Ivanka Trump thrust her paid family leave plan back into the spotlight this week, penning a defense of the White House’s proposal for The Wall Street Journal. The program, she wrote, would not be an entitlemen­t, as her critics have charged, but “an investment in America’s working families.”

The missive came after the newspaper’s right-leaning editorial board slammed Trump’s proposal in May, arguing it would open the door for future Democrat administra­tions to beef up the benefit at great expense.

But the president’s eldest daughter, who is also one of his official West Wing advisers, faces a bigger political hurdle than unfavorabl­e opinion columns. Liberal lawmakers won’t back the plan, arguing it doesn’t go far enough to support low-income parents. And Republican­s aren’t getting on board, either — not even the GOP leaders who support the idea of paid leave.
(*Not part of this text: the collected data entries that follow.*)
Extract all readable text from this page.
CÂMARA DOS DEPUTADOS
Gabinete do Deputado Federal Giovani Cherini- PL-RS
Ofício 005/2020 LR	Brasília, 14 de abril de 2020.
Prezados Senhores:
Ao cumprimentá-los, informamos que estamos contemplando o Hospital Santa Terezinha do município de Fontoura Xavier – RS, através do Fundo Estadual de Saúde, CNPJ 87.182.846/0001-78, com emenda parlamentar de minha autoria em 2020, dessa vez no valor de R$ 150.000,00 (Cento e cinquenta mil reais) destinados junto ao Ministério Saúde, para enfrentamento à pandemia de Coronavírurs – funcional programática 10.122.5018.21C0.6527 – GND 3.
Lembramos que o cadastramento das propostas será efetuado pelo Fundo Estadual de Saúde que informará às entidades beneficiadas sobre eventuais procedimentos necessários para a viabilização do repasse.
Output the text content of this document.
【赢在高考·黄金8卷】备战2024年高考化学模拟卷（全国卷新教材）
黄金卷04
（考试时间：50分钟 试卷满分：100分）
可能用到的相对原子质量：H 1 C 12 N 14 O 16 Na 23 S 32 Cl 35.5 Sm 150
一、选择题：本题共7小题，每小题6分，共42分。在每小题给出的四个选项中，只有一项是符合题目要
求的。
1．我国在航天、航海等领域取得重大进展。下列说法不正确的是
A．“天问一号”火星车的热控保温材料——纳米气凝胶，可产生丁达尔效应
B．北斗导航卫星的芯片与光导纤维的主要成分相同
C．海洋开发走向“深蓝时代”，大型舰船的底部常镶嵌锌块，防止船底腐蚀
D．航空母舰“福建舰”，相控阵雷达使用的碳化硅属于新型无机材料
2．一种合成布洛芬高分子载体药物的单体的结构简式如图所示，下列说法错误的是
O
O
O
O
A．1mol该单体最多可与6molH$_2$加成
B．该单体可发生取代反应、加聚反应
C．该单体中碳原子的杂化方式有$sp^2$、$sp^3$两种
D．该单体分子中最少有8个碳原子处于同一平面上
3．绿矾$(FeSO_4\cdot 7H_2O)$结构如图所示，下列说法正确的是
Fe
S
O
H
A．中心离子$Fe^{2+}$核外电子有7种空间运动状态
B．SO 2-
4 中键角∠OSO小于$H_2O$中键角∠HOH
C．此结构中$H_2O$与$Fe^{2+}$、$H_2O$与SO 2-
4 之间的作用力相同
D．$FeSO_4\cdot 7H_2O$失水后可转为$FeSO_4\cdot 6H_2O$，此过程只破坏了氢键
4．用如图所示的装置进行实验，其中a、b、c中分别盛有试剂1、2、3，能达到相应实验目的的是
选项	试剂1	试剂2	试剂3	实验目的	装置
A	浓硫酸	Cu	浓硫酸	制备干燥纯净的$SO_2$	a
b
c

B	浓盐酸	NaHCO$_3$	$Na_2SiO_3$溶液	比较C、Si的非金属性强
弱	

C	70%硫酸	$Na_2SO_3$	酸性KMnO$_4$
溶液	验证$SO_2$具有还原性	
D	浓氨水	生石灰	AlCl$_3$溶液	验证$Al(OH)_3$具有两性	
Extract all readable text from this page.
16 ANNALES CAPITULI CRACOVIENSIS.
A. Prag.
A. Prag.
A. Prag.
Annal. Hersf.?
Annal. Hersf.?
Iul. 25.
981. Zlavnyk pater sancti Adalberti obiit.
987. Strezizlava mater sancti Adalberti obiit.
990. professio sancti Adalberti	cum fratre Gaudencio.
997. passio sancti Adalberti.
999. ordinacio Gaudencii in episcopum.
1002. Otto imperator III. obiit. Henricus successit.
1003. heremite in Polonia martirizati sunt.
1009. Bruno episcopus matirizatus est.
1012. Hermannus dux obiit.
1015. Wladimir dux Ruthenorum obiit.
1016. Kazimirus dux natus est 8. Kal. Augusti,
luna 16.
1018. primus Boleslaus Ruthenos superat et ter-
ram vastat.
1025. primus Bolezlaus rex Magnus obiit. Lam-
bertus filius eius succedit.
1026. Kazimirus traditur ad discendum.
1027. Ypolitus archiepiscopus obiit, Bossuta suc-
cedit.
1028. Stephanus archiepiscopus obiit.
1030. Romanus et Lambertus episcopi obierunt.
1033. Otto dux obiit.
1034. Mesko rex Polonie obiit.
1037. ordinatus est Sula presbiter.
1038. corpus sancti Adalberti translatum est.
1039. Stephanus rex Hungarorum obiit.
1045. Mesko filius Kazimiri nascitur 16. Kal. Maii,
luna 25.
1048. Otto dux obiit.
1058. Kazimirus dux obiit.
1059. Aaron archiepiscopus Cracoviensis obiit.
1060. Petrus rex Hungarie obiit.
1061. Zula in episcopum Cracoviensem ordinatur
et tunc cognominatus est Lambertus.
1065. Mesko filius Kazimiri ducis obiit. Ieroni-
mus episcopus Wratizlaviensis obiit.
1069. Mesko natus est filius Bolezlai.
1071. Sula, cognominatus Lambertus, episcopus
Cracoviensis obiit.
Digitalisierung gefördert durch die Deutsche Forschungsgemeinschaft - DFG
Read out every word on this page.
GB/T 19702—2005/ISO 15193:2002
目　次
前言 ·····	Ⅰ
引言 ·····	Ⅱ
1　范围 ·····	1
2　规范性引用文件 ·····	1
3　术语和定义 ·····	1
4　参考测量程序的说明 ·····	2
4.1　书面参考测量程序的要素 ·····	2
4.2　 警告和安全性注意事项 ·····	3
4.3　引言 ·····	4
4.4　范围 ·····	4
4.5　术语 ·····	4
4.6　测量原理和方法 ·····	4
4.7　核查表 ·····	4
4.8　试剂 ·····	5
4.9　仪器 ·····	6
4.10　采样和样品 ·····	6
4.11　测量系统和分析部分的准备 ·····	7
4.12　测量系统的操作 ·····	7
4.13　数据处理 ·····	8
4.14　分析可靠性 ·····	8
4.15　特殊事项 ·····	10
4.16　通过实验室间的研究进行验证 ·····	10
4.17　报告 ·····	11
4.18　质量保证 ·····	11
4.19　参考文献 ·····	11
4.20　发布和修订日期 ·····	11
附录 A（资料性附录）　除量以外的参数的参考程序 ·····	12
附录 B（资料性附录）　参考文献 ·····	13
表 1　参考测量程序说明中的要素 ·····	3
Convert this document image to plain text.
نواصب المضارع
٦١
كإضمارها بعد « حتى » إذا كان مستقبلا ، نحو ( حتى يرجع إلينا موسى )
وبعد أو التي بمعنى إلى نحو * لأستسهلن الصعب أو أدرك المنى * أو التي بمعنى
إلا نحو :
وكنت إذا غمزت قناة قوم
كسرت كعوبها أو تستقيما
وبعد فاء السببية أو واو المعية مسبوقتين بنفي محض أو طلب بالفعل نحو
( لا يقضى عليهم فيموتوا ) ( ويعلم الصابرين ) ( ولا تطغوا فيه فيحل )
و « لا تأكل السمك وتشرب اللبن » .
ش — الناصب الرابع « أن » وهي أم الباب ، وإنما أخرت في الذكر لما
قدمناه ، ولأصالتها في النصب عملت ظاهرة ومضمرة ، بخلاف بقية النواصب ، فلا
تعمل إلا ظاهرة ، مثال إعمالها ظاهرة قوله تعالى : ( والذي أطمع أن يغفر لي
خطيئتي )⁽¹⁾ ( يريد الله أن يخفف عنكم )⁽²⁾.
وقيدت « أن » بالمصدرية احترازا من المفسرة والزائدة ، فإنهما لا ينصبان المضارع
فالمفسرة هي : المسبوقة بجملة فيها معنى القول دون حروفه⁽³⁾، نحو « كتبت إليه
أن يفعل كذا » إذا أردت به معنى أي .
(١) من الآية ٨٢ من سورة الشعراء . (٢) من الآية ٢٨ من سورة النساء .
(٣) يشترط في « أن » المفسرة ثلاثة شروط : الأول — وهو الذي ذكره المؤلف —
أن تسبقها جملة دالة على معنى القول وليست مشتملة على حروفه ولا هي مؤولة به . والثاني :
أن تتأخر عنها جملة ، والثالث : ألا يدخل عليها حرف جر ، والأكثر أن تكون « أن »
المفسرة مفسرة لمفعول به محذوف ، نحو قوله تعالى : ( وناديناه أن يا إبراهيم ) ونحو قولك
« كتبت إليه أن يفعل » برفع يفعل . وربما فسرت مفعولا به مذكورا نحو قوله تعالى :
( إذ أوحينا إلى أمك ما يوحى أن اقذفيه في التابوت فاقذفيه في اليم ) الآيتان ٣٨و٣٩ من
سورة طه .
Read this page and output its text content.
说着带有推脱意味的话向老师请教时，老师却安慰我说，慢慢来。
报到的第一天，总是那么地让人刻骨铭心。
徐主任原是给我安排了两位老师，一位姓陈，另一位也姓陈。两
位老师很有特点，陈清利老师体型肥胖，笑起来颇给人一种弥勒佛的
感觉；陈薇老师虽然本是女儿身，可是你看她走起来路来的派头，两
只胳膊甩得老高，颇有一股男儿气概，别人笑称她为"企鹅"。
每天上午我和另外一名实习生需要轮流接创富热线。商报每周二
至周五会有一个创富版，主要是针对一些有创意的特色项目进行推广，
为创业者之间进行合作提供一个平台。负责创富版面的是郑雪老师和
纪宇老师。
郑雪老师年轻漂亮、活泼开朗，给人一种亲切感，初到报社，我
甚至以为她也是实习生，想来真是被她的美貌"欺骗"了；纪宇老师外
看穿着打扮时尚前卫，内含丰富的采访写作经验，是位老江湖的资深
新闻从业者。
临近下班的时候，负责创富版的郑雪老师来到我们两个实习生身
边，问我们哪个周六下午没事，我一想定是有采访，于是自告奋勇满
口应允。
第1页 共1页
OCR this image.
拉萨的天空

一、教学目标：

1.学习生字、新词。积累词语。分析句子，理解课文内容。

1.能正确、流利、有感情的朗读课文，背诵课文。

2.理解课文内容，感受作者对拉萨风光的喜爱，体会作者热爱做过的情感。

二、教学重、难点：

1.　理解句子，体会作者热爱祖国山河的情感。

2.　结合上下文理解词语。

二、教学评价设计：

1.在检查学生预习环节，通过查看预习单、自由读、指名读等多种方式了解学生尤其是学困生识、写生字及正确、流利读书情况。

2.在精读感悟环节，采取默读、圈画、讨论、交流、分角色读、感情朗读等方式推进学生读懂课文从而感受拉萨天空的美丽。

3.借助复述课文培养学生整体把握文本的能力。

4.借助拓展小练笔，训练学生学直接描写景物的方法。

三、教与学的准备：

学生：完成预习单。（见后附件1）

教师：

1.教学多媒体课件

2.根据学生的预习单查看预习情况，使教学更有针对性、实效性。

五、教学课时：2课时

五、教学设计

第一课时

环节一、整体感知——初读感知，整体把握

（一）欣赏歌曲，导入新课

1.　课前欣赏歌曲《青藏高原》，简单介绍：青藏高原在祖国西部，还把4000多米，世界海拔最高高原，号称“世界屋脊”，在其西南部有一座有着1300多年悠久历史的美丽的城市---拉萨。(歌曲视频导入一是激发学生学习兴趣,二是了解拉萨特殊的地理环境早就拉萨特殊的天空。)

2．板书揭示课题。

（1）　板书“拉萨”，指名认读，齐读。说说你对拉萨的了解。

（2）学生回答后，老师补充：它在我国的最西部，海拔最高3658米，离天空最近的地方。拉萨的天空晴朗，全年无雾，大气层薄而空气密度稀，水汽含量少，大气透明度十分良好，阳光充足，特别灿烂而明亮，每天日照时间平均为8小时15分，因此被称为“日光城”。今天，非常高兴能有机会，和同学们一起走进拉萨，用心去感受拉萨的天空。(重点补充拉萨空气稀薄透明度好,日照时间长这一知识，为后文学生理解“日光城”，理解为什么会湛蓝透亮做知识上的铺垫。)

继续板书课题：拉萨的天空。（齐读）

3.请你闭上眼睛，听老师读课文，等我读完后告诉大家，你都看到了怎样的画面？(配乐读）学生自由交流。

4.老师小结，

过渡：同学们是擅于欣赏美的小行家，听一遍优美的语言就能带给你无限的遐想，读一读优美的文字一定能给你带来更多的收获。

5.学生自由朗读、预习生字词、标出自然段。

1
Take Sen. Marco Rubio, Fla., who met with Trump last month to discuss child care policy. Rubio has praised the first daughter for tackling an issue Republican­s have only recently begun to address — the party’s traditiona­l stance is that a healthy economy would support families better than a broad government mandate — but he has not endorsed Trump’s particular proposal.

“Ivanka Trump has been a leader on making profamily issues an essential piece of tax reform,” his office said in a June statement. “The meeting between Ivanka Trump and members of Congress demonstrat­es the momentum for this push.”

Applauding momentum for Trump’s pro-family efforts, however, isn’t the same as explicitly supporting her plan.

“Ivanka faces a major dilemma in having to construct a plan that appeals to both Republican lawmakers and the long-time advocates of paid leave on the left,” said Samuel Hammond, a policy analyst at the libertaria­n Niskanen Center. “Too generous, and the plan will be dead in the water. Too weak, and the left will excoriate her. It’s not an enviable position to be in.”

Currently, the United States doesn’t guarantee a single day of paid time-off for new parents.

The White House plan that Trump is promoting would provide six weeks of paid family leave to new mothers and fathers whose employer doesn’t supply the benefit, to be paid through the nation’s unemployme­nt insurance system.

The estimated cost would reach $25 billion over 10 years, and the president’s proposed budget cuts from other national programs would cover it, according to the Office of Management and Budget.

Trump’s proposal might never become a bill, but the president’s daughter has already won a tough battle: sparking a robust, bipartisan debate around paid leave, said Aparna Mathur, an economist at the American Enterprise Institute, a right-leaning think tank.

“I think the idea is not to propose a plan but to get both sides first to say that a policy is needed,” said Mathur, who discussed paid leave with Trump at the White House last month, “then work with both sides to decide on the actual plan.”

The fact that lawmakers can’t seem to agree on one approach “makes a lot of sense,” she said. “I think they are wary of offering a concrete plan and then facing pushback on the details, rather than having people support the policy in general.”